EU ambassadors proposed on Thursday to abolish the visa regime for citizens of Macedonia, Montenegro and Serbia as of 19 December this year instead of 1 January, 2010 as earlier proposed by the European Commission, media report.
Serbia’s Beta news agency reports that this proposal, made by the EU’s permanent representatives to the EU Council, must first be confirmed on 11 November at the session of the European Parliament, and then again at the end of the month at a meeting of either EU interior or foreign ministers.
The proposal for an early suspension of the Schengen visa regime for the three Western Balkan countries was reportedly made by Slovenia at Wednesday’s meeting of the EU Council Ministers.
“In this way the citizens of these countries will have the opportunity to travel without visas to Schengen countries before Christmas and New Year,” Slovenian Foreign Ministry said in a press release issued after the meeting.

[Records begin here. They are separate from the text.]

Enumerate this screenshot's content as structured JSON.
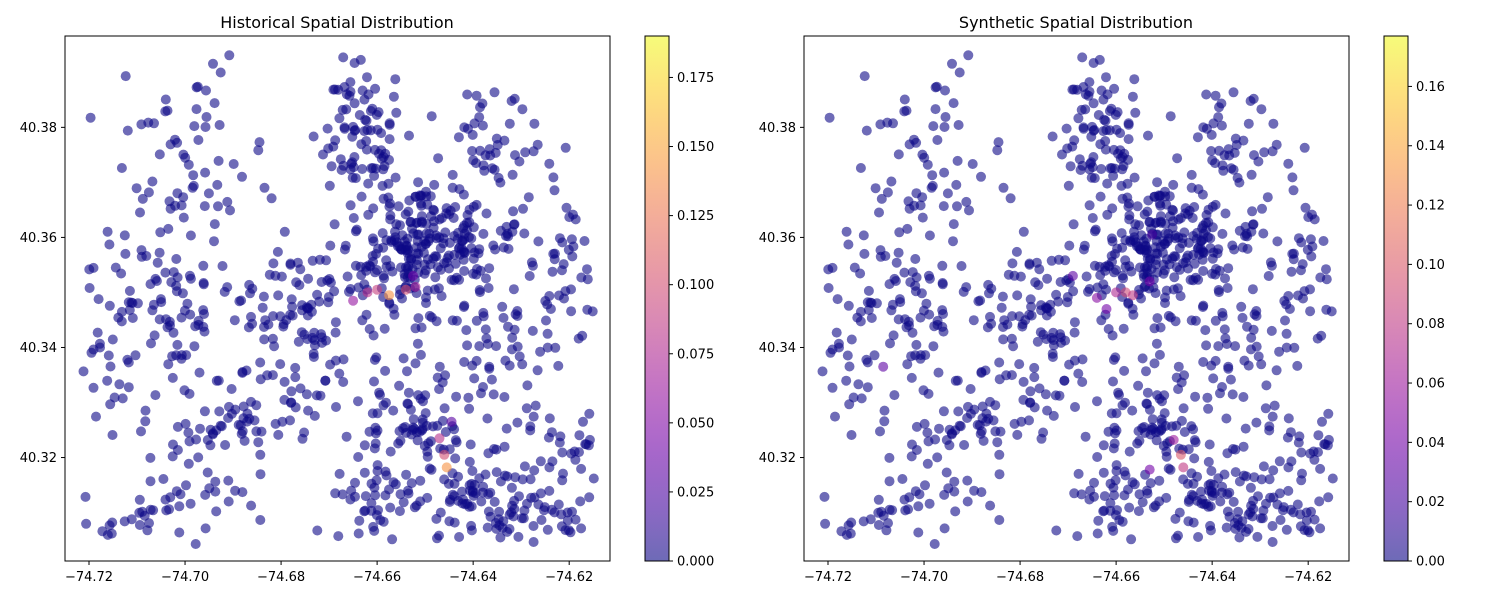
{
  "chart_data": [
    {
      "type": "scatter",
      "title": "Historical Spatial Distribution",
      "xlabel": "",
      "ylabel": "",
      "xlim": [
        -74.725,
        -74.6115
      ],
      "ylim": [
        40.3012,
        40.3966
      ],
      "x_ticks": [
        -74.72,
        -74.7,
        -74.68,
        -74.66,
        -74.64,
        -74.62
      ],
      "x_tick_labels": [
        "−74.72",
        "−74.70",
        "−74.68",
        "−74.66",
        "−74.64",
        "−74.62"
      ],
      "y_ticks": [
        40.32,
        40.34,
        40.36,
        40.38
      ],
      "y_tick_labels": [
        "40.32",
        "40.34",
        "40.36",
        "40.38"
      ],
      "grid": false,
      "colormap": "plasma",
      "marker_alpha": 0.6,
      "colorbar": {
        "min": 0.0,
        "max": 0.19,
        "ticks": [
          0.0,
          0.025,
          0.05,
          0.075,
          0.1,
          0.125,
          0.15,
          0.175
        ],
        "tick_labels": [
          "0.000",
          "0.025",
          "0.050",
          "0.075",
          "0.100",
          "0.125",
          "0.150",
          "0.175"
        ]
      },
      "clusters": [
        {
          "cx": -74.651,
          "cy": 40.358,
          "sx": 0.009,
          "sy": 0.005,
          "n": 230
        },
        {
          "cx": -74.664,
          "cy": 40.38,
          "sx": 0.004,
          "sy": 0.007,
          "n": 90
        },
        {
          "cx": -74.636,
          "cy": 40.375,
          "sx": 0.007,
          "sy": 0.007,
          "n": 60
        },
        {
          "cx": -74.7,
          "cy": 40.375,
          "sx": 0.008,
          "sy": 0.01,
          "n": 60
        },
        {
          "cx": -74.672,
          "cy": 40.344,
          "sx": 0.012,
          "sy": 0.008,
          "n": 120
        },
        {
          "cx": -74.706,
          "cy": 40.348,
          "sx": 0.008,
          "sy": 0.008,
          "n": 80
        },
        {
          "cx": -74.636,
          "cy": 40.34,
          "sx": 0.008,
          "sy": 0.008,
          "n": 70
        },
        {
          "cx": -74.65,
          "cy": 40.326,
          "sx": 0.008,
          "sy": 0.005,
          "n": 80
        },
        {
          "cx": -74.638,
          "cy": 40.311,
          "sx": 0.009,
          "sy": 0.005,
          "n": 100
        },
        {
          "cx": -74.624,
          "cy": 40.318,
          "sx": 0.006,
          "sy": 0.009,
          "n": 60
        },
        {
          "cx": -74.698,
          "cy": 40.318,
          "sx": 0.008,
          "sy": 0.009,
          "n": 60
        },
        {
          "cx": -74.662,
          "cy": 40.313,
          "sx": 0.005,
          "sy": 0.005,
          "n": 40
        },
        {
          "cx": -74.686,
          "cy": 40.33,
          "sx": 0.006,
          "sy": 0.005,
          "n": 40
        },
        {
          "cx": -74.62,
          "cy": 40.355,
          "sx": 0.003,
          "sy": 0.006,
          "n": 30
        },
        {
          "cx": -74.709,
          "cy": 40.309,
          "sx": 0.005,
          "sy": 0.003,
          "n": 20
        },
        {
          "cx": -74.716,
          "cy": 40.335,
          "sx": 0.004,
          "sy": 0.007,
          "n": 20
        }
      ],
      "highlight_points": [
        {
          "x": -74.665,
          "y": 40.3485,
          "v": 0.06
        },
        {
          "x": -74.662,
          "y": 40.35,
          "v": 0.08
        },
        {
          "x": -74.66,
          "y": 40.3505,
          "v": 0.09
        },
        {
          "x": -74.6575,
          "y": 40.3495,
          "v": 0.14
        },
        {
          "x": -74.654,
          "y": 40.3505,
          "v": 0.1
        },
        {
          "x": -74.652,
          "y": 40.351,
          "v": 0.07
        },
        {
          "x": -74.6525,
          "y": 40.353,
          "v": 0.04
        },
        {
          "x": -74.647,
          "y": 40.3235,
          "v": 0.08
        },
        {
          "x": -74.646,
          "y": 40.3205,
          "v": 0.1
        },
        {
          "x": -74.6455,
          "y": 40.3182,
          "v": 0.14
        },
        {
          "x": -74.6445,
          "y": 40.3265,
          "v": 0.03
        }
      ]
    },
    {
      "type": "scatter",
      "title": "Synthetic Spatial Distribution",
      "xlabel": "",
      "ylabel": "",
      "xlim": [
        -74.725,
        -74.6115
      ],
      "ylim": [
        40.3012,
        40.3966
      ],
      "x_ticks": [
        -74.72,
        -74.7,
        -74.68,
        -74.66,
        -74.64,
        -74.62
      ],
      "x_tick_labels": [
        "−74.72",
        "−74.70",
        "−74.68",
        "−74.66",
        "−74.64",
        "−74.62"
      ],
      "y_ticks": [
        40.32,
        40.34,
        40.36,
        40.38
      ],
      "y_tick_labels": [
        "40.32",
        "40.34",
        "40.36",
        "40.38"
      ],
      "grid": false,
      "colormap": "plasma",
      "marker_alpha": 0.6,
      "colorbar": {
        "min": 0.0,
        "max": 0.177,
        "ticks": [
          0.0,
          0.02,
          0.04,
          0.06,
          0.08,
          0.1,
          0.12,
          0.14,
          0.16
        ],
        "tick_labels": [
          "0.00",
          "0.02",
          "0.04",
          "0.06",
          "0.08",
          "0.10",
          "0.12",
          "0.14",
          "0.16"
        ]
      },
      "clusters": [
        {
          "cx": -74.651,
          "cy": 40.358,
          "sx": 0.009,
          "sy": 0.005,
          "n": 230
        },
        {
          "cx": -74.664,
          "cy": 40.38,
          "sx": 0.004,
          "sy": 0.007,
          "n": 90
        },
        {
          "cx": -74.636,
          "cy": 40.375,
          "sx": 0.007,
          "sy": 0.007,
          "n": 60
        },
        {
          "cx": -74.7,
          "cy": 40.375,
          "sx": 0.008,
          "sy": 0.01,
          "n": 60
        },
        {
          "cx": -74.672,
          "cy": 40.344,
          "sx": 0.012,
          "sy": 0.008,
          "n": 120
        },
        {
          "cx": -74.706,
          "cy": 40.348,
          "sx": 0.008,
          "sy": 0.008,
          "n": 80
        },
        {
          "cx": -74.636,
          "cy": 40.34,
          "sx": 0.008,
          "sy": 0.008,
          "n": 70
        },
        {
          "cx": -74.65,
          "cy": 40.326,
          "sx": 0.008,
          "sy": 0.005,
          "n": 80
        },
        {
          "cx": -74.638,
          "cy": 40.311,
          "sx": 0.009,
          "sy": 0.005,
          "n": 100
        },
        {
          "cx": -74.624,
          "cy": 40.318,
          "sx": 0.006,
          "sy": 0.009,
          "n": 60
        },
        {
          "cx": -74.698,
          "cy": 40.318,
          "sx": 0.008,
          "sy": 0.009,
          "n": 60
        },
        {
          "cx": -74.662,
          "cy": 40.313,
          "sx": 0.005,
          "sy": 0.005,
          "n": 40
        },
        {
          "cx": -74.686,
          "cy": 40.33,
          "sx": 0.006,
          "sy": 0.005,
          "n": 40
        },
        {
          "cx": -74.62,
          "cy": 40.355,
          "sx": 0.003,
          "sy": 0.006,
          "n": 30
        },
        {
          "cx": -74.709,
          "cy": 40.309,
          "sx": 0.005,
          "sy": 0.003,
          "n": 20
        },
        {
          "cx": -74.716,
          "cy": 40.335,
          "sx": 0.004,
          "sy": 0.007,
          "n": 20
        }
      ],
      "highlight_points": [
        {
          "x": -74.669,
          "y": 40.353,
          "v": 0.03
        },
        {
          "x": -74.664,
          "y": 40.349,
          "v": 0.05
        },
        {
          "x": -74.662,
          "y": 40.347,
          "v": 0.04
        },
        {
          "x": -74.66,
          "y": 40.35,
          "v": 0.07
        },
        {
          "x": -74.658,
          "y": 40.35,
          "v": 0.09
        },
        {
          "x": -74.6565,
          "y": 40.3495,
          "v": 0.08
        },
        {
          "x": -74.653,
          "y": 40.352,
          "v": 0.04
        },
        {
          "x": -74.7085,
          "y": 40.3365,
          "v": 0.03
        },
        {
          "x": -74.6525,
          "y": 40.3605,
          "v": 0.02
        },
        {
          "x": -74.648,
          "y": 40.3232,
          "v": 0.06
        },
        {
          "x": -74.6465,
          "y": 40.3205,
          "v": 0.1
        },
        {
          "x": -74.646,
          "y": 40.3182,
          "v": 0.08
        },
        {
          "x": -74.653,
          "y": 40.3178,
          "v": 0.04
        }
      ]
    }
  ]
}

EU Commissioner for Enlargement, Olli Rehn, said it was an important concession. “Since Christmas is approaching and that, during the holidays, it is important to show good will, I hope that good will be shown on this issue as well,” broadcaster B92 quoted tke commissioner as saying.
“Of course, the decision is up to the Council of Ministers and member states to decide,” Rehn added.
The European Parliament’s rapporteur on visa issues, Tanja Fajon, told the Tanjug news agency that it is realistic to expect the agreement to materialize. “I think it is realistic that visas will be abolished on December 19, which makes me very happy. It would be great news for the citizens of Serbia, Macedonia and Montenegro,” the agency quoted Fajon as saying.
While Macedonia fulfills all the necessary criteria, the final decision on whether to lift the visa regime for citizens of Serbia and Montenegro will have to wait until an expert group decided that the countries have met all necessary criteria, broadcaster RTS reports.